Ich kann nur nicht beurteilen was für dich "nicht zu schwer" ist.

Vielleicht könnten wir folgende Trails fals bekannt als Vergleich heran ziehen:

Sentiereo dela Pace (letztes Stück Sent601)    aus Moser
Dosso de Roveri =Monte Baldo Strasse nach Navenne   aus Moser
Passo Rochetta zum Passo Notta (Tremalzo)

leichter oder schwerer als o.g.Trails

oder evtl. eine Beurteilung nach den im Forum früher genannten Skalen.

Eine solche Beurteilung würde uns sehr weiterhelfen,da ich mir sicher bin,dass nicht alle von unserer Truppe da runterfahren werden.
Aber eine Auftilung wäre ja kein Problem (Alternativ die Schotterstr. nachh Gossensaß.  

Cia
Werner
www.transalp2005.de


----------



## trautbrg (28. Februar 2005)

Hi Werner,

also der von Dir ursprünglich vorgeschlagene Trail (Gossensaß Trail)
ist leichter als der Navene Trail.
Navene hat lose Steine und überhaupt einiges an Steinen.
Der Gossensaß Trail ist fast überall erdig und hat deutlich
mehr Flow.

Der Portjoch Pflerschtal Trail hat einiges loses Geröll
und Du must wirklich schwindelfrei sein. Ist zwar technisch
auch nicht wesentlich schwieriger als Navene, aber 
psychisch ...

Bzgl. Bergabtrail macht der Gossensaß Trail mehr Sinn,
dafür ist der Trail vom Sandjoch rüber zum Portjoch
einfach genial. Sehr einsam. Super Panorama.

Gossensaßtrail: unten quert er immer wieder die Forststraße.
Einfach wieder in den Wald stechen bis ihr ganz unten seid.

Ciao

 Wolfgang


P.S.: Mit der Singletrail Skala hab ich es noch nicht so.
        Die ist im m.E. unteren Bereich einfach zu wenig differenziert,
        dafür im oberen zuviel.


----------



## dede (1. März 2005)

bzgl. der brennertrails in der bike: wenn ich nicht völlig falsch informiert bin, wirst du den sandjochtrail dort auch nicht finden, weil die runde anders gelegt wurde (padauner sattel, flatschjöchel etc.)


----------



## Hotzl (1. März 2005)

Hi,

ich komme aus Gossensaß und ich muß schon sagen Ihr kennt Euch gut aus, habe auch nichts den Trail nach Gossensass betreffend hinzuzufügen. 
Nur die Route übers Portjoch ins Pflerschtal hinunter ist in letzter Zeit ziemlich von Umwelteinflüssen in Mitleidenschaft gezogen worden und ist deshalb meiner Meinung nach als schwierig einzustufen und mit äußerster Vorsicht zu genießen.


----------



## Nidabaya (1. März 2005)

Hallo,
ihr habt mir super weitergeholfen.
Der Gossensaßtrail wird jetzt so eingeplant.

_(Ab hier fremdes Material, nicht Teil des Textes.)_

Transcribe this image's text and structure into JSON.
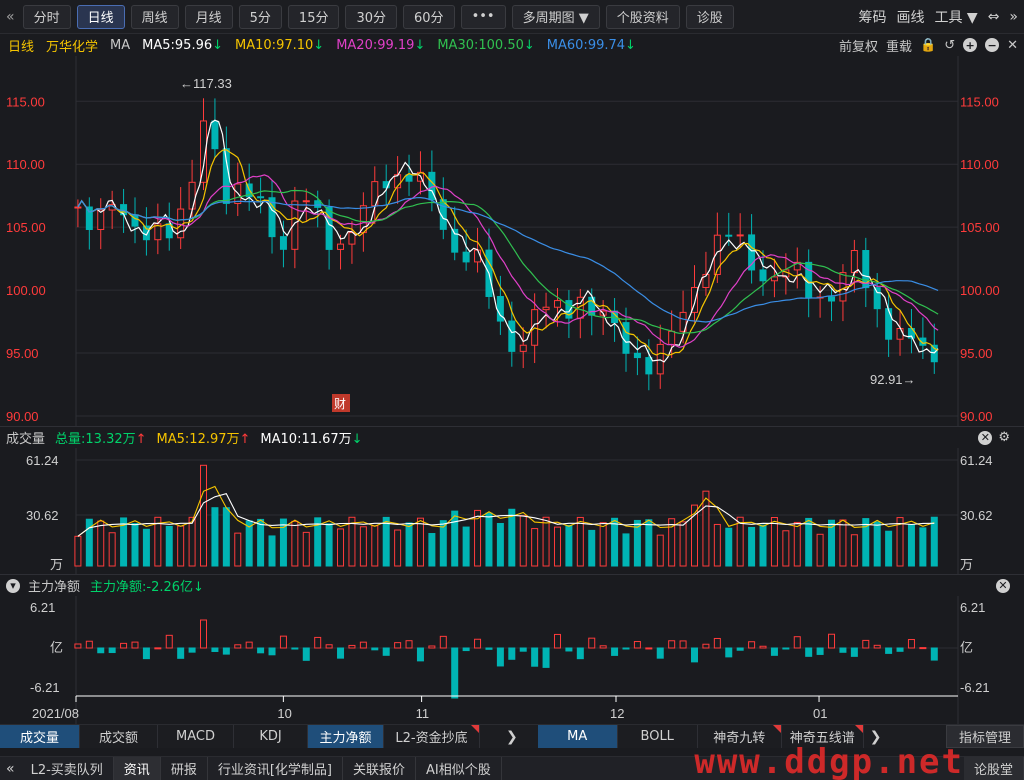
{
  "toolbar": {
    "back_icon": "double-chevron-left-icon",
    "buttons": [
      "分时",
      "日线",
      "周线",
      "月线",
      "5分",
      "15分",
      "30分",
      "60分",
      "•••",
      "多周期图 ▼",
      "个股资料",
      "诊股"
    ],
    "active_index": 1,
    "right": [
      "筹码",
      "画线",
      "工具 ▼",
      "⇔",
      "»"
    ]
  },
  "ma_bar": {
    "period": "日线",
    "stock": "万华化学",
    "ma_label": "MA",
    "ma5": "MA5:95.96",
    "ma10": "MA10:97.10",
    "ma20": "MA20:99.19",
    "ma30": "MA30:100.50",
    "ma60": "MA60:99.74",
    "arrow": "↓",
    "fq": "前复权",
    "reset": "重载"
  },
  "colors": {
    "ma5": "#ffffff",
    "ma10": "#f5c400",
    "ma20": "#e040c8",
    "ma30": "#30c050",
    "ma60": "#3a8ee6",
    "up": "#ff3b3b",
    "down": "#00b4b4"
  },
  "price_axis": {
    "ticks": [
      "115.00",
      "110.00",
      "105.00",
      "100.00",
      "95.00",
      "90.00"
    ],
    "high_label": "←117.33",
    "low_label": "92.91→",
    "cai": "财"
  },
  "volume": {
    "title": "成交量",
    "total": "总量:13.32万",
    "ma5": "MA5:12.97万",
    "ma10": "MA10:11.67万",
    "up_arrow": "↑",
    "down_arrow": "↓",
    "ticks": [
      "61.24",
      "30.62",
      "万"
    ]
  },
  "net": {
    "title": "主力净额",
    "value": "主力净额:-2.26亿",
    "arrow": "↓",
    "ticks": [
      "6.21",
      "亿",
      "-6.21"
    ]
  },
  "date_axis": [
    "2021/08",
    "10",
    "11",
    "12",
    "01"
  ],
  "tabs_indicators": [
    "成交量",
    "成交额",
    "MACD",
    "KDJ",
    "主力净额",
    "L2-资金抄底"
  ],
  "tabs_indicators2": [
    "MA",
    "BOLL",
    "神奇九转",
    "神奇五线谱"
  ],
  "indicator_mgmt": "指标管理",
  "bottom_tabs": [
    "L2-买卖队列",
    "资讯",
    "研报",
    "行业资讯[化学制品]",
    "关联报价",
    "AI相似个股"
  ],
  "bottom_right": "论股堂",
  "watermark": "www.ddgp.net"
}
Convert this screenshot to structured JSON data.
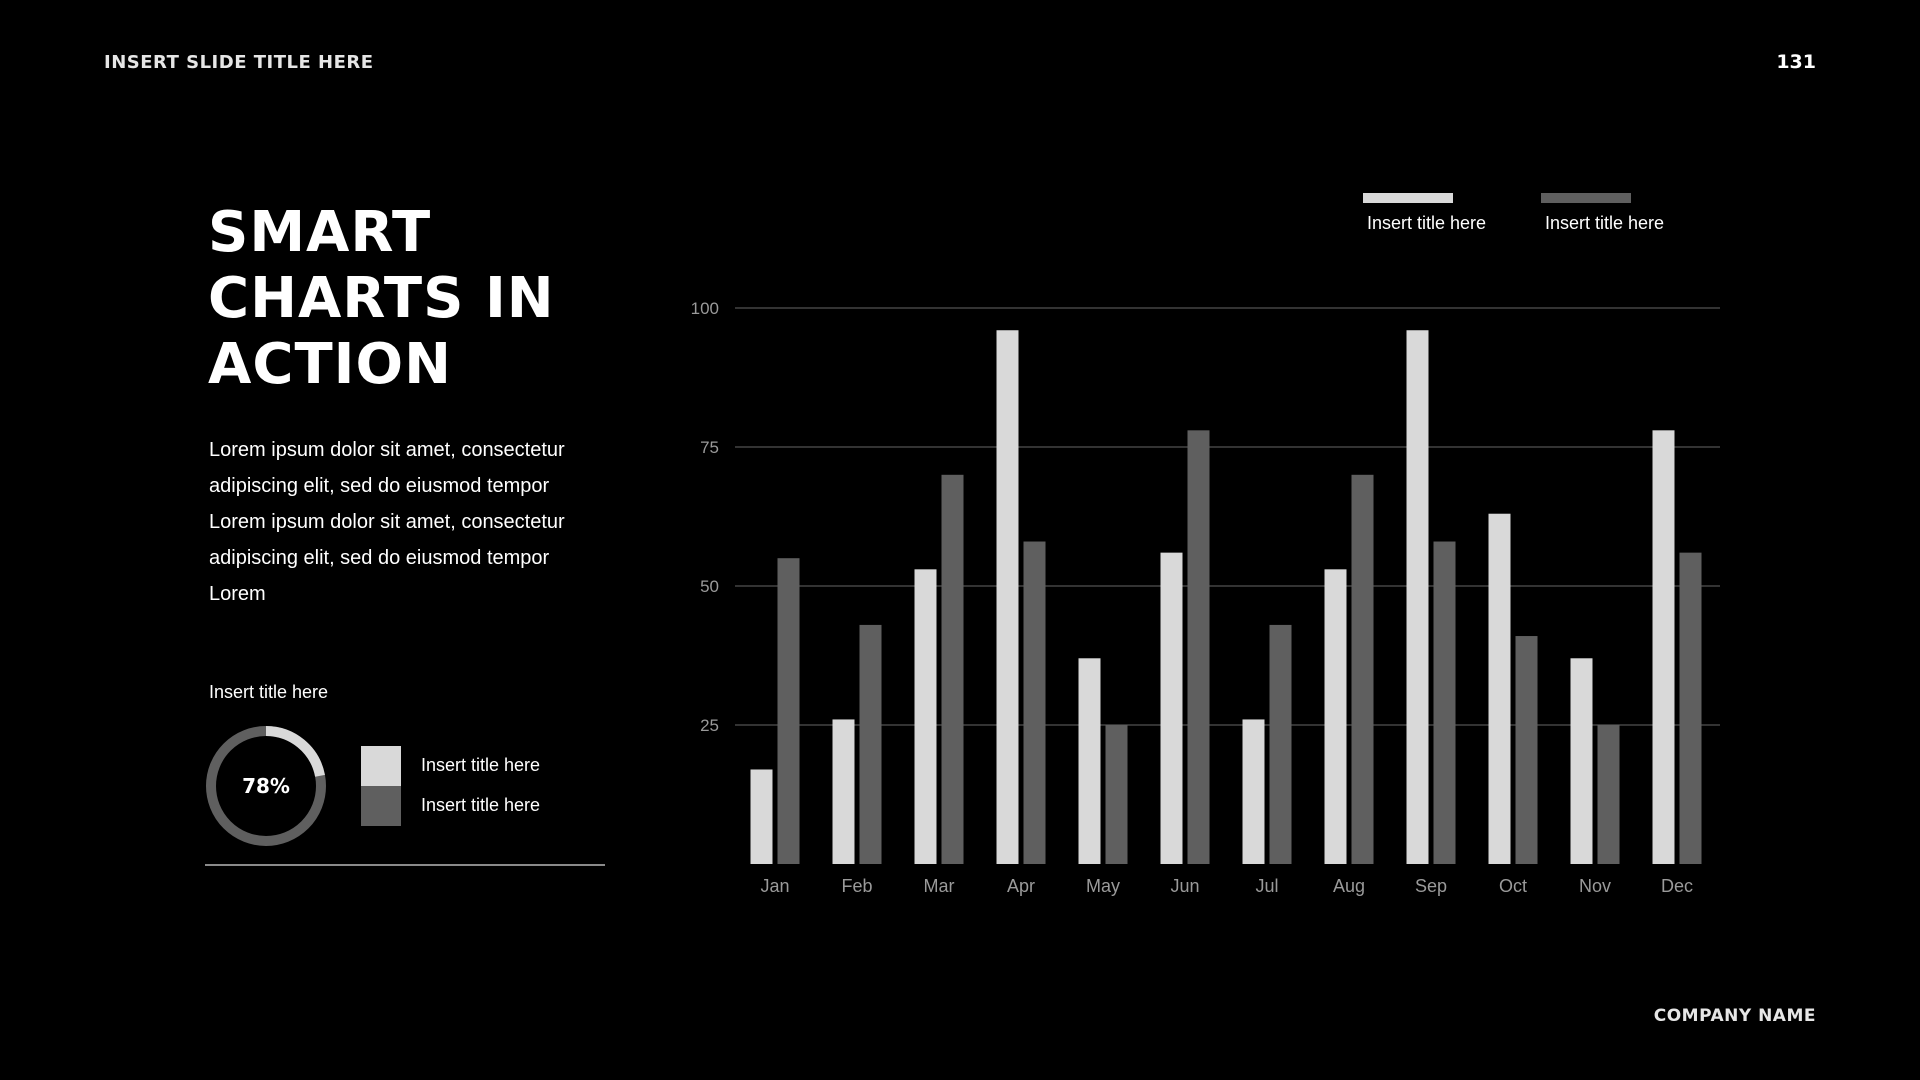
{
  "header": {
    "slide_title": "INSERT SLIDE TITLE HERE",
    "page_number": "131"
  },
  "footer": {
    "company_name": "COMPANY NAME"
  },
  "headline": {
    "lines": [
      "SMART",
      "CHARTS IN",
      "ACTION"
    ]
  },
  "body_text": "Lorem ipsum dolor sit amet, consectetur adipiscing elit, sed do eiusmod tempor Lorem ipsum dolor sit amet, consectetur adipiscing elit, sed do eiusmod tempor Lorem",
  "kpi": {
    "title": "Insert title here",
    "value_label": "78%",
    "percent": 78,
    "legend": [
      {
        "label": "Insert title here",
        "color": "#d9d9d9"
      },
      {
        "label": "Insert title here",
        "color": "#5f5f5f"
      }
    ]
  },
  "colors": {
    "series1": "#d9d9d9",
    "series2": "#5f5f5f",
    "grid": "#666666",
    "tick": "#9a9a9a"
  },
  "chart_data": {
    "type": "bar",
    "categories": [
      "Jan",
      "Feb",
      "Mar",
      "Apr",
      "May",
      "Jun",
      "Jul",
      "Aug",
      "Sep",
      "Oct",
      "Nov",
      "Dec"
    ],
    "series": [
      {
        "name": "Insert title here",
        "color": "#d9d9d9",
        "values": [
          17,
          26,
          53,
          96,
          37,
          56,
          26,
          53,
          96,
          63,
          37,
          78
        ]
      },
      {
        "name": "Insert title here",
        "color": "#5f5f5f",
        "values": [
          55,
          43,
          70,
          58,
          25,
          78,
          43,
          70,
          58,
          41,
          25,
          56
        ]
      }
    ],
    "yticks": [
      25,
      50,
      75,
      100
    ],
    "ylim": [
      0,
      100
    ],
    "grid": true,
    "legend_position": "top-right"
  }
}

Weil das so super geklappt hat,hätte ich noch eine Frage.

Der im Transalpbuch beschriebene Weg (Brennergrenzkammstrasse) ist das der WW80 später 97B vom Sattelberg zum Sandjoch, verläuft direkt auf der Grenzlinie in der Karte.

oder 

ist es die etwas unterhalb von Kompass als MTB Route(blaue Punkte) eingetragen Strasse.
Was könnt ihr mir empfehlen.

Grüsse
Werner


----------



## reiner (1. März 2005)

@Hotzl:


> Nur die Route übers Portjoch ins Pflerschtal hinunter ist in letzter Zeit ziemlich von Umwelteinflüssen in Mitleidenschaft gezogen worden


Gilt das auch schon für den Trail vom Sandjöchl zum Portjoch oder erst dann runter ins Pflerschtal?
Ich hab das nämlich auch eingeplant, möchte aber dann runter nach Obernberg.

Servus


----------



## trautbrg (2. März 2005)

Hi Reiner,

der Trail runter nach Obernberg ist davon nicht betroffen.
Es ist nur der Trail vom Portjoch runter ins Pflerschtal
der bisweilen etwas interessant ist.
Ich bin im Spetember 04 das letzte mal durch.
Da war es eigentlich nur eine Stelle, wo ne 
Holzbrücke gefehlt hat. Ansonsten ist der halt einfach
sehr ausgesetzt.

Der Trail vom Sandjoch zum Portjoch ist gut in Schuß,
nur an einer Stelle etwas abgerutscht, aber auch dort je nach 
Können voll fahrbar.

Der Trail vom Portjoch nach Obernberg ist sehr steil, schmal,
und tief ausgewaschen. Hier wirst Du die erste Viertelstunde
fast nur schieben.

Wichtig. Den Trail dann (nach der Viertelstunde) nach rechts verlassen,
zunächst nur schwer erkennbar,  (Portisse) und dann auf Forstweg weiter. 
Wenn Du dem eigentlichen Trail folgst, dann ist er zwar
etwas weniger steil und weniger ausgewaschen, Spass macht
er aber nicht so extrem viel ...


Was auch nich interessant ist: Wie kommt ihr überhaupt zur 
Grenzkammstraße hoch ...
Der Bauer lauert ja immer noch den Radlern auf, wenn man den klassischen Weg von Steinach hoch nimmst.
Aber keine Angst, der Hüttenwirt der xxx-Hütte (Name ist mir grad entfallen) hat nen neuen Weg hochgebaggert. Der zweigt von der
Route, die in der Literatur beschrieben ist, etwas unscheinbar noch vor 
der Grenze im Wald nach rechts ab. Ab hier fahren nur noch Cracks bergauf, der Rest schiebt auf diesem Steilen Weg ne halbe Stunde um danach die Grenzkammstraße in ihrer vollen Länge zu geniessen.




Ciao

 Wolfgang


----------



## MTB-News.de




----------



## reiner (3. März 2005)

Danke trautbrg,

das Schieben Richtung Obernberg und das Rechtshalten zur Forststraße war eingeplant (ich hab mir auch das Luftbild angeschaut).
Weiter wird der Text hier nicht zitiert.